95% de la dette des collectivités territoriales est à taux fixe et leurs emprunts toxiques sont minimes. Il n'existe donc pas de risque de dérapage sur les taux. Évidemment, plus on emprunte et plus les charges sont importantes, ce qui réduit votre capacité d'autofinancement nette, mais nous sommes sereins sur ce point.

Je suis favorable à la solution du 50-50 concernant les masques. Je suis pour la responsabilisation des collectivités territoriales et le partage des charges m'apparaît ainsi être une bonne mesure de sagesse.

Je suis, comme vous, un grand défenseur des collectivités territoriales et de la décentralisation, mais il ne faut pas pour autant caricaturer l'action de l'État. La vision des Directions régionales des entreprises, de la concurrence, de la consommation, du travail et de l'emploi (DIRECCTE) d'il y a trois mois aurait été celle d'une administration centrale lourde et peu réactive. Néanmoins, qu'il s'agisse du fonds d'activité ou du chômage partiel, elles ont fait preuve d'une extrême réactivité et d'une grande efficacité. Cette politique centralisée a ainsi été performante. A contrario, la politique des régions sur le fonds de solidarité connaît une réussite inégale. Beaucoup d'EPCI ne savent toujours pas quel contrat ils vont pouvoir conclure avec leur région.

La question scolaire rentre dans le périmètre des collectivités territoriales. L'État a à ce sujet dégagé un fonds de soutien de 250 millions d'euros. Si le sujet de la péréquation horizontale alerte en effet, le niveau de la péréquation verticale est maintenu.

Bien que les collectivités ne soient pas en mesure d'investir à la fois rapidement et autant que précédemment, il convient de leur donner de la visibilité le plus tôt possible et sur une période la plus longue possible. Les exécutifs doivent donc être en place au plus vite , avec une visibilité précise de l'état de leurs finances.

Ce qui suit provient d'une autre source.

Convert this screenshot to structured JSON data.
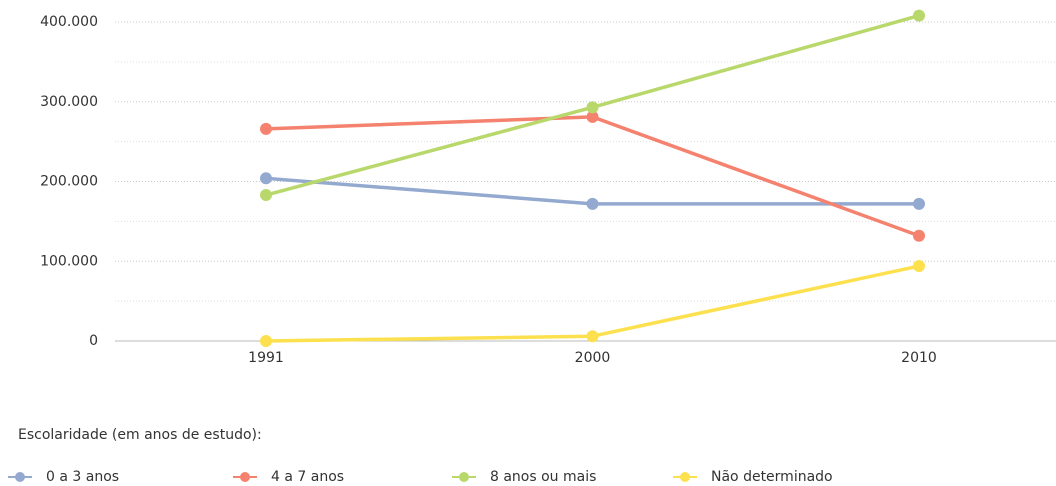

Je n'imagine pas qu'on ne soit pas capable aujourd'hui de flécher une grande partie des investissements sur des priorités publiques, qu'elles concernent le troisième âge, la transition énergétique ou tout autre sujet.

Le plus important est le plan de relance, et il faut faire confiance aux territoires dans ce cadre.

Il convient d'opérer une distinction entre les dépenses contraintes et les dépenses non contraintes. Lorsqu'une collectivité propose une dérogation, elle doit l'assumer. L'État ne peut pas être « en back up » et assurer toutes les décisions des collectivités, ou alors nous ne sommes plus dans une République décentralisée où l'autonomie des collectivités territoriales est la règle. L'État ne doit pas tout prendre en charge et compenser à l'euro près. Il faut faire attention à l'idée que la dette nationale constituerait une recette miraculeuse.

La capacité d'autofinancement brute des collectivités territoriales est de 39 milliards ; elles ont une force de frappe. Il faut que l'État permette d'amortir le choc du Covid mais les collectivités vont pouvoir encaisser une partie de ce choc. Certaines ressources vont en outre augmenter l'année prochaine : la taxe foncière, la taxe d'habitation ou son équivalent.

Il faut une certaine idée de partage de la charge ainsi qu'une responsabilité collective. Les élus ont répondu présents lors du confinement, ils ont assuré la sécurité et la solidarité. Nous devons donc travailler collectivement pour définir le plan de relance.